For now, while the weather is warm, a pair of mongoose lemurs are happily scampering up tall pine trees dominating a small island at the Lehigh Valley Zoo in Schnecksville, Lehigh County.
They are Abby, a 5-year-old female who came to the Lehigh Valley from the Sacramento Zoo, and Mico, a 6-year-old male from the Duke Lemur Center in North Carolina. The little balls of fluff weigh only a couple pounds each and have exceedingly long tails. Mico has a red beard and Abby a white one.
They’ll be moving in the fall and starting a family, the zoo hopes. Zoo officials just announced plans for the construction of Habitat Madagascar, an exhibit that amounts to a honeymoon suite, for the potential breeding pair, and later a nursery.
The lemurs will share a new indoor/outdoor living space on the 29-acre zoo grounds in North Whitehall Township in an area that will mark the beginning of a proposed Africa section.

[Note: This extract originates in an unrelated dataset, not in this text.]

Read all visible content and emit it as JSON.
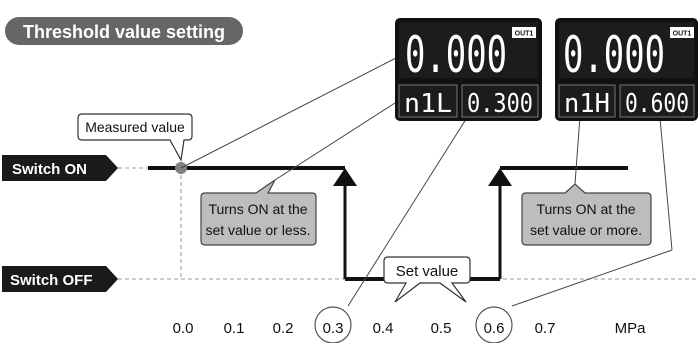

Amanda Shurr, zoo president and CEO, said groundbreaking for the new habitat will occur this summer with completion of the indoor exhibit expected in the fall and a grand opening for the finished project next spring.
Joining the lemurs in their new quarters will be some African leopard tortoises from Madagascar.
“Both species are considered critically endangered,” Shurr said, and the new exhibit will provide a year-round home for them. They’ll be outside in the warmer months and inside when temperatures drop, allowing guests to visit them in all seasons.